I'd like to share what I've experienced after changing my tire beliefs 8 years ago. Since that time, I've seen amazing improvements in handling, traction, hydroplaneing, tire wear, tire weight and MPG. The San Jose Police Department Training Officer has confirmed most of hypermiler's recommendations for tire pressure. At first, I was reluctant about increasing tire pressurers for all the myths I've heard during my lifetime about high tire pressure. I thought it would cause the center of the tire to wearout before the outer edges. This may have been true before steelbelted tires came out, but it is no longer a problem today.
The vehicle handles better because the tires don't ride on the sidewalls in a turn. I thought traction would be reduced because the tires were harder. It turns out with steelbelted tires, the tire patch remains flat, so the tread contact with the road is the best. I've found that it's the wear that reduces traction as the tire tread wears down. For instance, my front tires on my '11 Explorer are getting near the life of the tread, and I'm noticing some increases in slippage under hard exceleration on wet pavement and even a little on dry pavement. Because my front tires wear flat accross the tread, traction is still good in hard turns on wet pavement.

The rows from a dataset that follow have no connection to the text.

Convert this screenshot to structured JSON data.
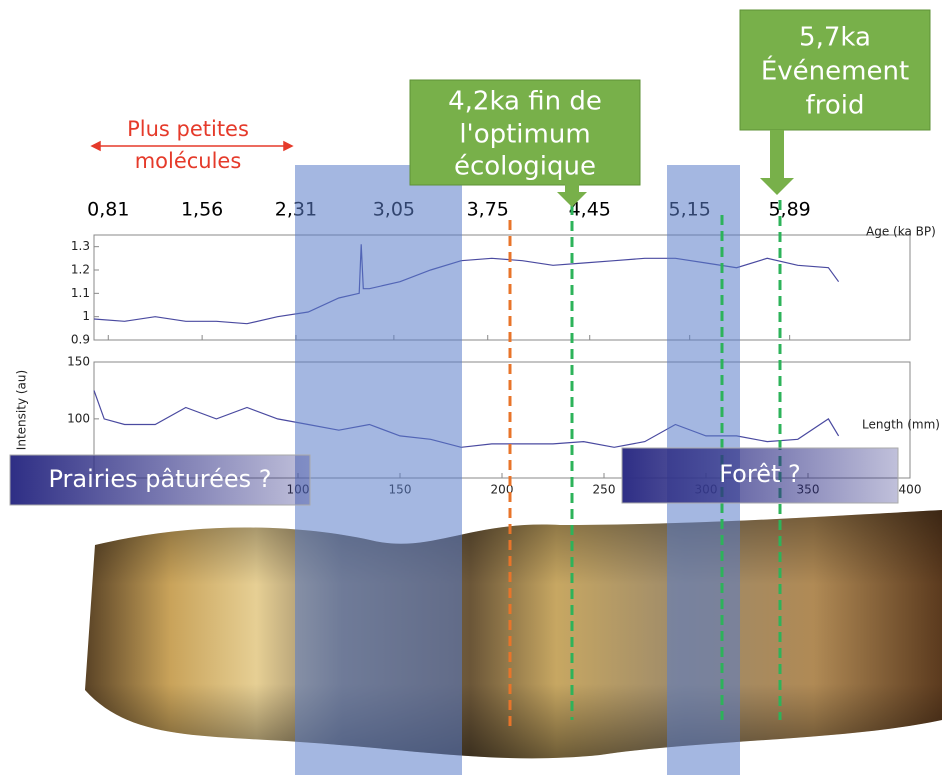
{
  "chart_data": [
    {
      "type": "line",
      "x_label": "Age (ka BP)",
      "xlim": [
        0,
        400
      ],
      "xticks": [
        {
          "value": 7,
          "label": "0,81"
        },
        {
          "value": 53,
          "label": "1,56"
        },
        {
          "value": 99,
          "label": "2,31"
        },
        {
          "value": 147,
          "label": "3,05"
        },
        {
          "value": 193,
          "label": "3,75"
        },
        {
          "value": 243,
          "label": "4,45"
        },
        {
          "value": 292,
          "label": "5,15"
        },
        {
          "value": 341,
          "label": "5,89"
        }
      ],
      "ylim": [
        0.9,
        1.35
      ],
      "yticks": [
        {
          "value": 0.9,
          "label": "0.9"
        },
        1,
        {
          "value": 1.1,
          "label": "1.1"
        },
        {
          "value": 1.2,
          "label": "1.2"
        },
        {
          "value": 1.3,
          "label": "1.3"
        }
      ],
      "x": [
        0,
        15,
        30,
        45,
        60,
        75,
        90,
        105,
        120,
        130,
        131,
        132,
        135,
        150,
        165,
        180,
        195,
        210,
        225,
        240,
        255,
        270,
        285,
        300,
        315,
        330,
        345,
        360,
        365
      ],
      "series": [
        {
          "color": "#4a4aa0",
          "values": [
            0.99,
            0.98,
            1.0,
            0.98,
            0.98,
            0.97,
            1.0,
            1.02,
            1.08,
            1.1,
            1.31,
            1.12,
            1.12,
            1.15,
            1.2,
            1.24,
            1.25,
            1.24,
            1.22,
            1.23,
            1.24,
            1.25,
            1.25,
            1.23,
            1.21,
            1.25,
            1.22,
            1.21,
            1.15
          ]
        }
      ]
    },
    {
      "type": "line",
      "y_label": "Intensity (au)",
      "x_label": "Length (mm)",
      "xlim": [
        0,
        400
      ],
      "xticks": [
        100,
        150,
        200,
        250,
        300,
        350,
        400
      ],
      "ylim": [
        48,
        150
      ],
      "yticks": [
        100,
        150
      ],
      "x": [
        0,
        5,
        15,
        30,
        45,
        60,
        75,
        90,
        105,
        120,
        135,
        150,
        165,
        180,
        195,
        210,
        225,
        240,
        255,
        270,
        285,
        300,
        315,
        330,
        345,
        360,
        365
      ],
      "series": [
        {
          "color": "#4a4aa0",
          "values": [
            125,
            100,
            95,
            95,
            110,
            100,
            110,
            100,
            95,
            90,
            95,
            85,
            82,
            75,
            78,
            78,
            78,
            80,
            75,
            80,
            95,
            85,
            85,
            80,
            82,
            100,
            85
          ]
        }
      ]
    }
  ],
  "callouts": [
    {
      "lines": [
        "4,2ka fin de",
        "l'optimum",
        "écologique"
      ]
    },
    {
      "lines": [
        "5,7ka",
        "Événement",
        "froid"
      ]
    }
  ],
  "arrow_note": {
    "lines": [
      "Plus petites",
      "molécules"
    ]
  },
  "banners": [
    "Prairies pâturées ?",
    "Forêt ?"
  ]
}
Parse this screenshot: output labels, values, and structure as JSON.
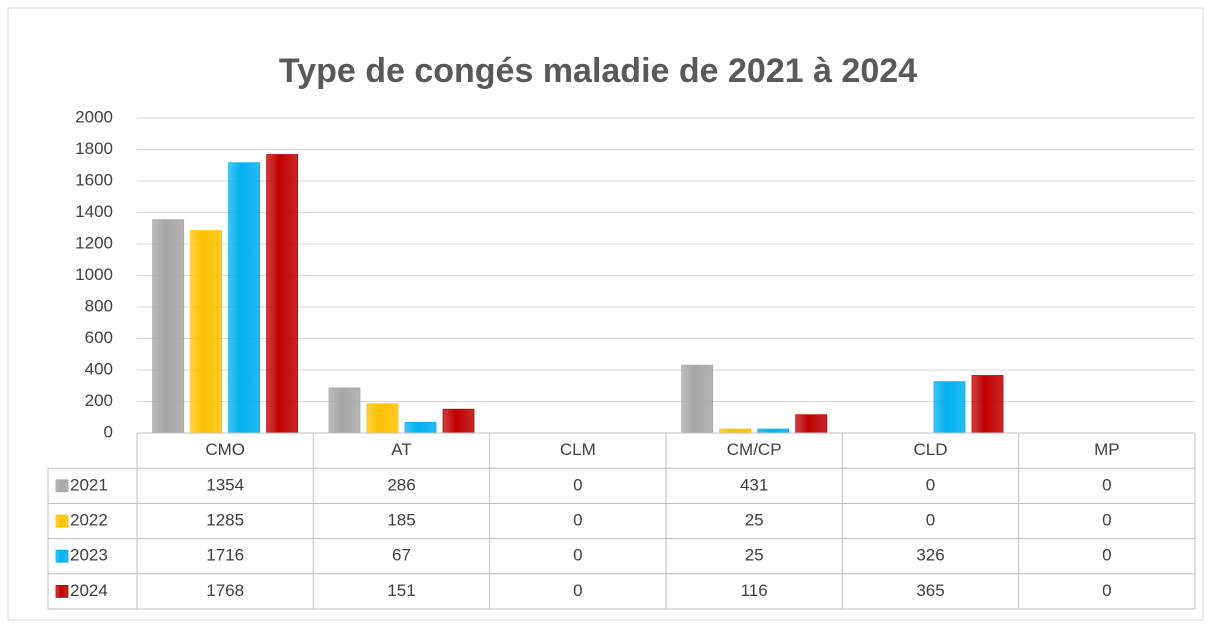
{
  "chart_data": {
    "type": "bar",
    "title": "Type de congés maladie de 2021 à 2024",
    "categories": [
      "CMO",
      "AT",
      "CLM",
      "CM/CP",
      "CLD",
      "MP"
    ],
    "series": [
      {
        "name": "2021",
        "color": "#a6a6a6",
        "values": [
          1354,
          286,
          0,
          431,
          0,
          0
        ]
      },
      {
        "name": "2022",
        "color": "#ffc000",
        "values": [
          1285,
          185,
          0,
          25,
          0,
          0
        ]
      },
      {
        "name": "2023",
        "color": "#00b0f0",
        "values": [
          1716,
          67,
          0,
          25,
          326,
          0
        ]
      },
      {
        "name": "2024",
        "color": "#c00000",
        "values": [
          1768,
          151,
          0,
          116,
          365,
          0
        ]
      }
    ],
    "ylim": [
      0,
      2000
    ],
    "yticks": [
      0,
      200,
      400,
      600,
      800,
      1000,
      1200,
      1400,
      1600,
      1800,
      2000
    ],
    "grid": true
  }
}
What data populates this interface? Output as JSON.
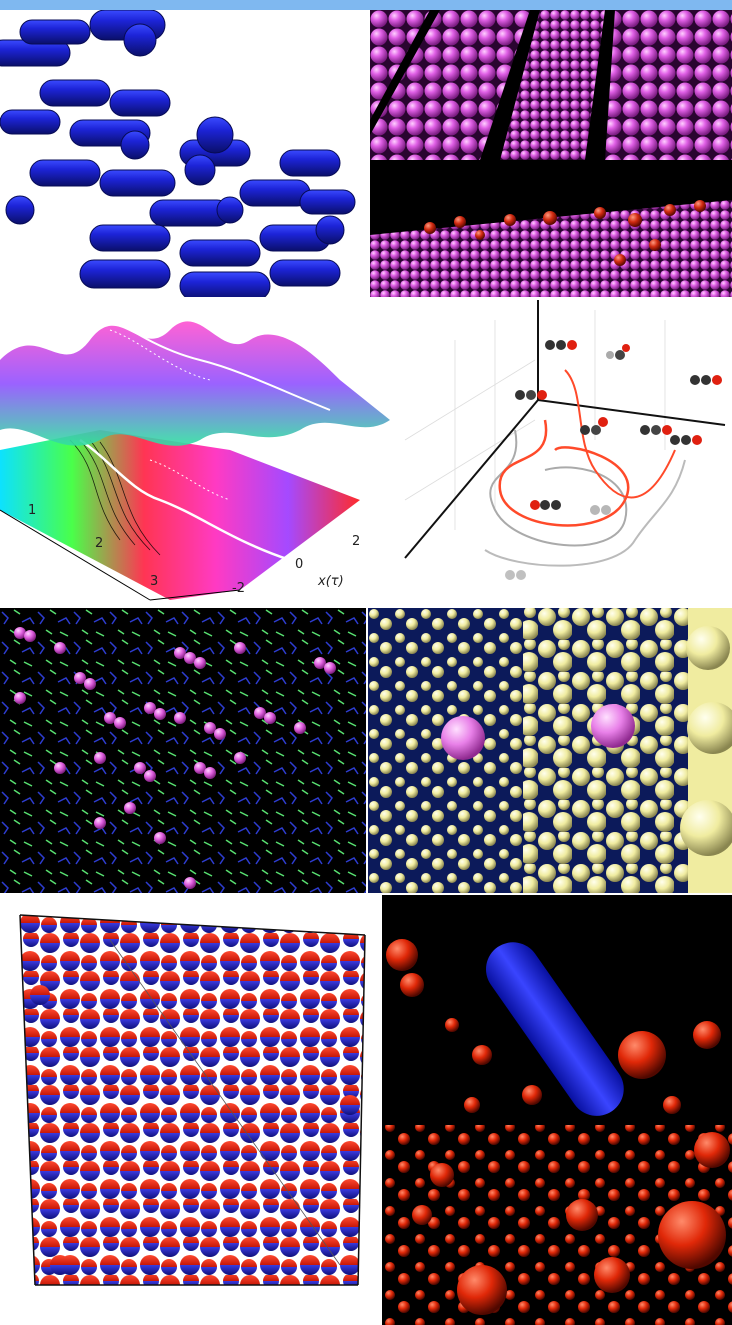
{
  "surface_panel": {
    "tick_labels_left": [
      "1",
      "2",
      "3"
    ],
    "tick_labels_bottom": [
      "-2",
      "0",
      "2"
    ],
    "axis_label": "x(τ)"
  }
}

Hydroplaneing has improved because the tread is doing what it was designed to do, push the water away from the tread. Lower tire pressure increases the area of the tire patch like a larger ski on the water.
Tire wear is most important to me because of cost, handling over the life of the tire for safety, traction, and tire weight. If you can wear the tread evenly across the tire, weight decreases which decreases roll resistance. I've experimented with lighter factory rims and the same worn factory LRR tire vs a heavier factory (Limited) rim with new factory LRR tires. The difference with the lighter setup can be as much as 3 - 5 tank MPG.
Look at having higher tire pressure as the key of hypermiling. It all starts there because higher tire pressure increases the glide distance in any gear. It allows you to maintain your speed from dropping faster compared with lower tire pressure. I think Ford increased the recommented tire pressure from 35psi to 38psi on the Michelin Energy that comes with the C-Max. The Max sidewall is 51psi, so I'll most likely run 55psi on my new C-Max Energi.